Tuesday 11 October 2011

OS vs Web vs Apps

This post provides excellent advice on anyone planning to develop a mobile app. Infographic republished here, as it is so good (from Vision Mobile originally):-


Tuesday 4 October 2011

Apple over-hyped

Having just seen the Apple event liveblog today (thanks @arstechnica), I'm actually disappointed.  I shouldn't be, but I am.

Is it because there was no iPhone 5, just an updated iPhone 4S, with some upgrade bits inside? Not really.

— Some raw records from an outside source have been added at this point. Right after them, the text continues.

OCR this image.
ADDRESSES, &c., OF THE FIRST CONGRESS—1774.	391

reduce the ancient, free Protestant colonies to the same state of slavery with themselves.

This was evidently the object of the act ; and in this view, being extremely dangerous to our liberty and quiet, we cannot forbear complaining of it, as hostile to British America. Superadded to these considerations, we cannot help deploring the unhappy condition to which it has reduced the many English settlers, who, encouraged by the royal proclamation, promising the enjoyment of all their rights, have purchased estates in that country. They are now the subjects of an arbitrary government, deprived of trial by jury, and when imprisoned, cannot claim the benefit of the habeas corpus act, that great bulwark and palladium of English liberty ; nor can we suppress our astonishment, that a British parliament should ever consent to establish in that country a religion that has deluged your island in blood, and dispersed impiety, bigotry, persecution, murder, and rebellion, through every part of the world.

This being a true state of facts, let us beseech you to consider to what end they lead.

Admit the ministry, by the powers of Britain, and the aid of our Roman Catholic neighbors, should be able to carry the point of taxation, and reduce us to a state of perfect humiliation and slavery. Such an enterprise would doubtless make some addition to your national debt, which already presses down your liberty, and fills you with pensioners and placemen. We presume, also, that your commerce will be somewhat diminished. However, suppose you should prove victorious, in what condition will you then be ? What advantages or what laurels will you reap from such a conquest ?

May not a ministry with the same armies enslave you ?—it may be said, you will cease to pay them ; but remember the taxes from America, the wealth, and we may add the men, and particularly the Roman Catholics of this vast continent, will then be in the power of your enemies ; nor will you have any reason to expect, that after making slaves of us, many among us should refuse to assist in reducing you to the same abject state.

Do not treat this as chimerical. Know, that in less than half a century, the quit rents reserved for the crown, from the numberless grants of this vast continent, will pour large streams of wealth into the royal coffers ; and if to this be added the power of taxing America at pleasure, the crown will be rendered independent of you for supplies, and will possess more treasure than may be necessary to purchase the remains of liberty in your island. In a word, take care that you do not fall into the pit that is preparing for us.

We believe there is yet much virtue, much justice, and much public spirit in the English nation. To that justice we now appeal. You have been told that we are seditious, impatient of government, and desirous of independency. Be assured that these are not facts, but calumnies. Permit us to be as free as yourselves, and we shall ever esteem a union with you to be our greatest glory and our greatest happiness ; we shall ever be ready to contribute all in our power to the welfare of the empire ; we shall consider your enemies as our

  • It doesn't have 4G support, just lots of +ve spin about new twin antennae that make it 'faster than most 4G phones claim' - so Apple are reduced to fighting claims with claims now?  I thought they left that to lawsuits.
  • It has a new camera, which is x% better than the old one - which was perfectly adequate.  Let's face it, we're never going to be doing portraits or feature films on phones, so who really cares?
Is it because iOS 5 just copies a bunch of stuff from Android (notifications, universal messaging, twitter built-in)? Not really.
  • It still doesn't have Android's killer feature: the universal 'share' button.  Imagine the built-in Twitter, but not just for Twitter, for any app that you allow.  So you want to share that document/pic/webpage to your blog? Fine. To Evernote? Sure. To another NFC device? No prob, if your phone can do it.
  • It still doesn't have WebOS's brilliant way of handling multi-tasking, with card decks and swipes.
  • iCloud is just doing what Android already does with Google (email, calendar, contacts) and Amazon (books, music, vids); it's probably more seamless, but taking 5 years to untether your iPhone from your PC/mac is rather more self-serving than customer-centric.
No, what bothers me is the same level of hyperbole, the same reality distortion, but without the innovation sparkle that used to justify the swagger.  I get the sense that Apple have reached an innovation plateau, like every successful company does, and rather than consolidating, toning down the hyperbole and just modestly pushing out these modest updates, they continue to shout about being the all-time most successful and revolutionary company of all time.

The Apple fan community doesn't help matters, as they all want the scoop on the next 'revolutionary' product, but I rather suspect that the next truly 'revolutionary' product is a few years away.

Apple, you're good: be comfortable with that. Tone it down and delight people with your modesty: don't let your words outstrip your actions.